AUSTIN, Tex., Nov. 5 (AP) - The Texas Board of Education approved new health textbooks for the state's high schools and middle schools on Friday after the publishers agreed to change wordings in the texts to depict marriage strictly as the union of a man and a woman.

The decision involves two of the biggest textbook publishers and is another example of Texas' exerting its market influence as the nation's second-largest buyer of textbooks. Officials say the decision could affect hundreds of thousands of books in Texas alone.

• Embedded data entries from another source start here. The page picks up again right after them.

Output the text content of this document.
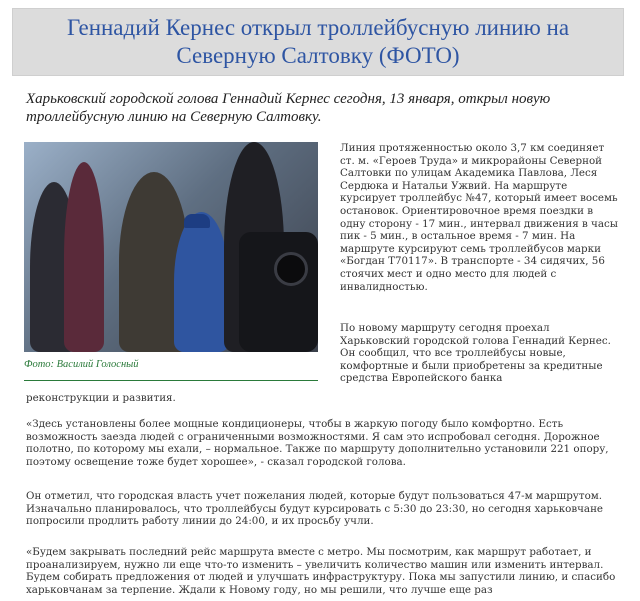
Геннадий Кернес открыл троллейбусную линию на Северную Салтовку (ФОТО)

Харьковский городской голова Геннадий Кернес сегодня, 13 января, открыл новую троллейбусную линию на Северную Салтовку.

Фото: Василий Голосный

Линия протяженностью около 3,7 км соединяет ст. м. «Героев Труда» и микрорайоны Северной Салтовки по улицам Академика Павлова, Леся Сердюка и Натальи Ужвий. На маршруте курсирует троллейбус №47, который имеет восемь остановок. Ориентировочное время поездки в одну сторону - 17 мин., интервал движения в часы пик - 5 мин., в остальное время - 7 мин. На маршруте курсируют семь троллейбусов марки «Богдан Т70117». В транспорте - 34 сидячих, 56 стоячих мест и одно место для людей с инвалидностью.

По новому маршруту сегодня проехал Харьковский городской голова Геннадий Кернес. Он сообщил, что все троллейбусы новые, комфортные и были приобретены за кредитные средства Европейского банка

реконструкции и развития.

«Здесь установлены более мощные кондиционеры, чтобы в жаркую погоду было комфортно. Есть возможность заезда людей с ограниченными возможностями. Я сам это испробовал сегодня. Дорожное полотно, по которому мы ехали, – нормальное. Также по маршруту дополнительно установили 221 опору, поэтому освещение тоже будет хорошее», - сказал городской голова.

Он отметил, что городская власть учет пожелания людей, которые будут пользоваться 47-м маршрутом. Изначально планировалось, что троллейбусы будут курсировать с 5:30 до 23:30, но сегодня харьковчане попросили продлить работу линии до 24:00, и их просьбу учли.

«Будем закрывать последний рейс маршрута вместе с метро. Мы посмотрим, как маршрут работает, и проанализируем, нужно ли еще что-то изменить – увеличить количество машин или изменить интервал. Будем собирать предложения от людей и улучшать инфраструктуру. Пока мы запустили линию, и спасибо харьковчанам за терпение. Ждали к Новому году, но мы решили, что лучше еще раз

On Thursday, a board member said that proposed new books ran counter to a Texas law banning the recognition of gay civil unions because the texts used terms like "married partners" instead of "husband and wife."

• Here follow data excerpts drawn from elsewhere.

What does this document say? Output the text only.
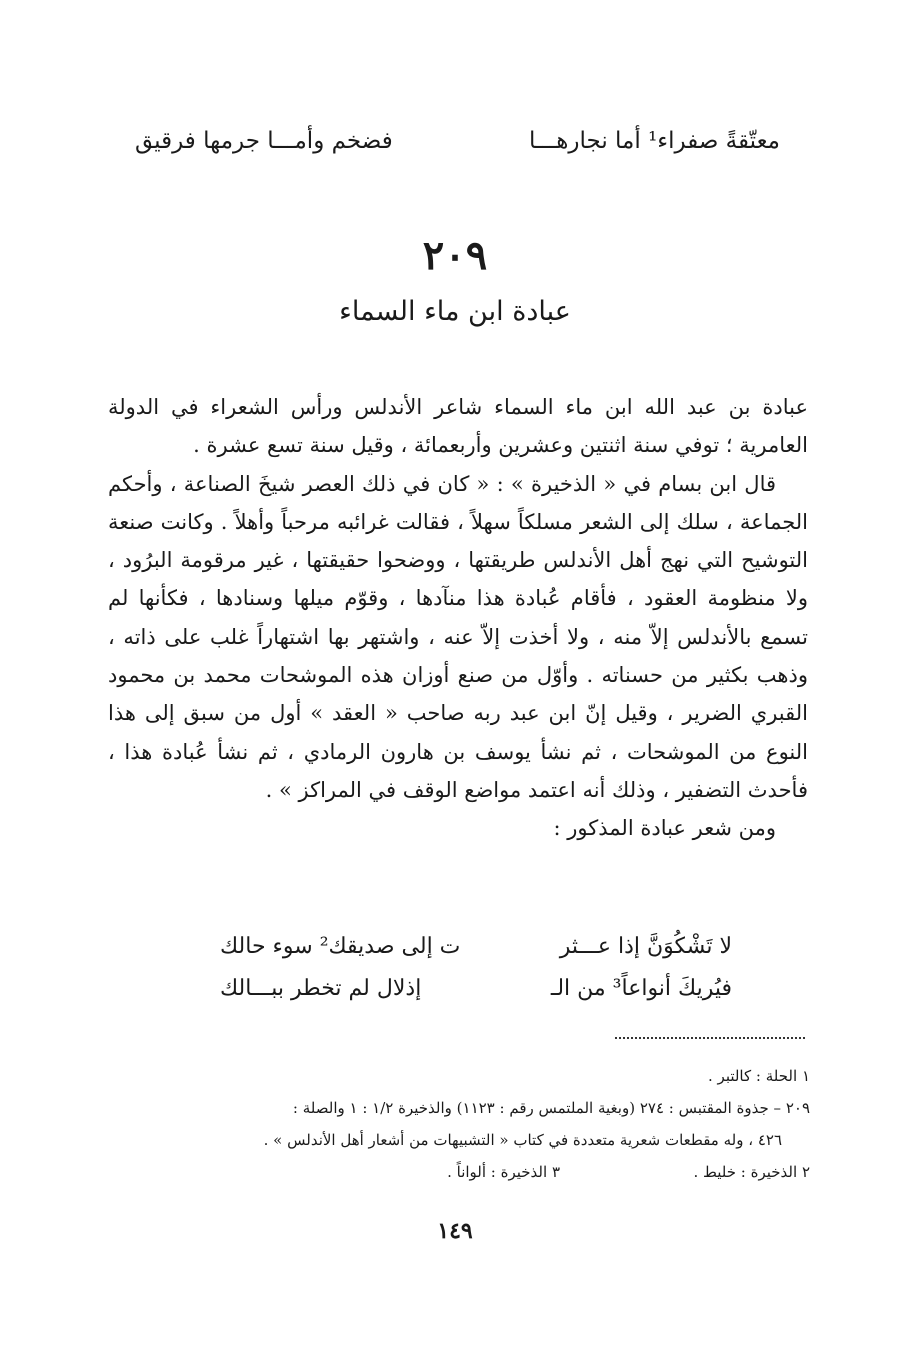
معتّقةً صفراء¹ أما نجارهـــا
فضخم وأمـــا جرمها فرقيق
٢٠٩
عبادة ابن ماء السماء

عبادة بن عبد الله ابن ماء السماء شاعر الأندلس ورأس الشعراء في الدولة العامرية ؛ توفي سنة اثنتين وعشرين وأربعمائة ، وقيل سنة تسع عشرة .

قال ابن بسام في « الذخيرة » : « كان في ذلك العصر شيخَ الصناعة ، وأحكم الجماعة ، سلك إلى الشعر مسلكاً سهلاً ، فقالت غرائبه مرحباً وأهلاً . وكانت صنعة التوشيح التي نهج أهل الأندلس طريقتها ، ووضحوا حقيقتها ، غير مرقومة البرُود ، ولا منظومة العقود ، فأقام عُبادة هذا منآدها ، وقوّم ميلها وسنادها ، فكأنها لم تسمع بالأندلس إلاّ منه ، ولا أخذت إلاّ عنه ، واشتهر بها اشتهاراً غلب على ذاته ، وذهب بكثير من حسناته . وأوّل من صنع أوزان هذه الموشحات محمد بن محمود القبري الضرير ، وقيل إنّ ابن عبد ربه صاحب « العقد » أول من سبق إلى هذا النوع من الموشحات ، ثم نشأ يوسف بن هارون الرمادي ، ثم نشأ عُبادة هذا ، فأحدث التضفير ، وذلك أنه اعتمد مواضع الوقف في المراكز » .

ومن شعر عبادة المذكور :

لا تَشْكُوَنَّ إذا عـــثر
ت إلى صديقك² سوء حالك
فيُريكَ أنواعاً³ من الـ
إذلال لم تخطر ببـــالك

١ الحلة : كالتبر .

٢٠٩ – جذوة المقتبس : ٢٧٤ (وبغية الملتمس رقم : ١١٢٣) والذخيرة ١/٢ : ١ والصلة :

٤٢٦ ، وله مقطعات شعرية متعددة في كتاب « التشبيهات من أشعار أهل الأندلس » .

٢ الذخيرة : خليط .
٣ الذخيرة : ألواناً .
١٤٩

After hearing the debate on Thursday, one publisher, Holt, Rinehart and Winston, agreed to include a definition of marriage as a "lifelong union between a husband and a wife." The definition, which was added to middle school textbooks, was already in Holt's high school editions, Rick Blake, a company spokesman, said.

The other publisher, Glencoe/McGraw-Hill, changed phrases like "when two people marry" and "partners" to "when a man and a woman marry" and "husbands and wives."

"The board expressed an interest in having us" make the change, Mr. Blake said. "We thought it was a reasonable thing to do."

But Mr. Blake said the publisher did not plan to add its definition of marriage in books to be sold outside Texas. A spokeswoman for Glencoe/McGraw-Hill did not immediately respond to questions.

A list of the books that were approved by the board, as well as those that were not, is sent to school districts for guidance when they choose books.

One board member, Mary Helen Berlanga, a Democrat, asked the panel to approve the books without the changes, but her proposal was rejected on a 10-to-4 vote.

"We're not supposed to make changes at somebody's whim," Ms. Berlanga said. "It's a political agenda, and we're not here to follow a political agenda."

Another board member, Terri Leo, a Republican, said she was pleased with the publishers' changes. She had led the effort to get the publishers to change the texts, objecting to what she called "asexual stealth phrases" like "individuals who marry."

"Marriage has been defined in Texas, so it should also be defined in our health textbooks that we use as marriage between a man and a woman," Ms. Leo said.

Texas legislators enacted a law last year that prohibits the state from recognizing same-sex civil unions. The state already had a ban on gay marriage.

Neither publisher made all the changes that Ms. Leo initially sought. For instance, one passage that was proposed to be added to the teacher's editions read: "Opinions vary on why homosexuals, lesbians and bisexuals as a group are more prone to self-destructive behaviors like depression, illegal drug use and suicide."

Randall Ellis, the executive director of the Lesbian/Gay Rights Lobby of Texas, said the board had overstepped its bounds in suggesting and adopting the new wording.

"Their job is to review for factual information and instead what we see is the insertion of someone's ideology and agenda into the textbook of middle schoolers," Mr. Ellis said.

The board's approval caps months of debate over health textbooks. Much of it had centered on how much sex education should be included.